The story of Cain and Abel may be familiar to you. (read Genesis 4:1-12) The biblical writer lets us know that Cain and God were on speaking terms. Cain brought an offering to the Lord, just as Abel did. God, “looked with favor” on Abel’s offering but not on Cain’s.
Paul Bretscher in his book “Cain Come Home” writes: “We trust God to know what he is doing when he gives gifts or withholds them according to His pleasure and wisdom. In the story of Cain and Abel, the point of God choosing to “look with favor” on one offering and not the other is contrary to our natural notion of fairness. No doubt Cain worked as hard as Abel but God treats the brothers differently.”
Why does God accept the one and not the other?
We are uncomfortable when we see unequal treatment between Cain and Abel. In Malachi 1:1-5 we read about God’s love for Jacob and his hatred for Esau. Was not Esau Jacob’s brother? Yet Jacob I have loved; but Esau I have hated.” The words seem so unfair. Especially when we think of the kind of person Jacob was. He deceived his father into giving him the blessing that should have gone to his older brother Esau. (Genesis 27)
Why does God bless one and not the other? We ask questions like: “Why did God harden Pharaoh’s heart and why should he choose Israel to be his people?” Why does God tell Rebecca the elder shall server the younger? Why did God choose the youngest child of Jesse, David a teenager, to be the King of Israel replacing Jonathan the son of Saul?

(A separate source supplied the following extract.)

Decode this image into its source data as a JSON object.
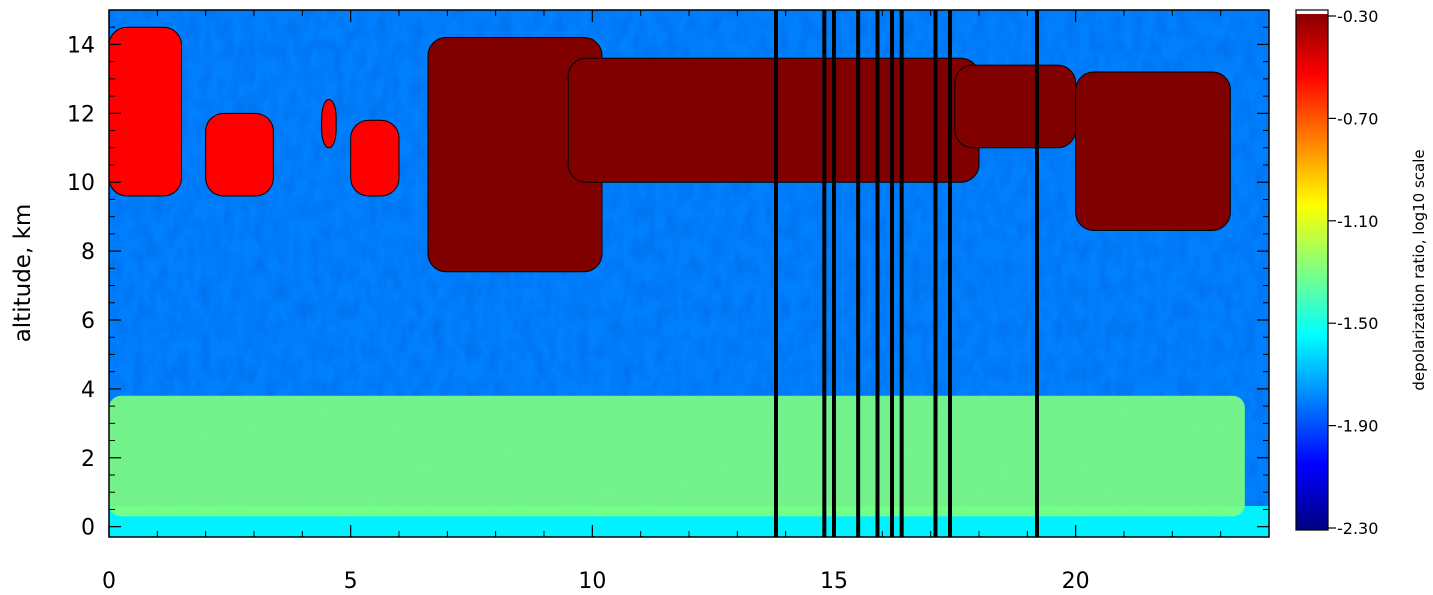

We are people who “know good and evil” when we see it. These are theological questions for us. Paul confronts the same question in Romans 9…”Why should God speak the promise to Isaac and not Ishmael?” The Jews are descendants of Isaac, the Arabs are descendants of Ishmael.
Our natural feelings, our knowledge of good and evil wants to call God “unfair”, “unjust”. Listen to Paul’s response in 9:14,16 “Can the potter do what he wants with his clay?” “Can the clay trust the potter?”
Cain, by experience, feels that God is unjust, by not accepting his offering. But let me ask you a question first. Do you think Adam and Eve told their boys about the Garden of Eden? Do you think Adam and Eve told their boys about how God forgave them by shedding the blood of an animal? I’m sure they did.
Now we do not know what was wrong with Cain’s offering….how large, how small. We do not know what was wrong in his heart about offering thanks to God. What we are seeing here is an act of worship… an offering to God. We know that God looked with favor on Abel’s offering from the “first born of his flock”, but Cain’s offering did not receive God’s favor. Cain knew his offering was not acceptable. He became jealous and angry. It isn’t fair! Haven’t I worked as hard, if not harder than Abel? It’s not fair. Maybe he thought: “What good is it to pray and sacrifice to God if God treats me like this?”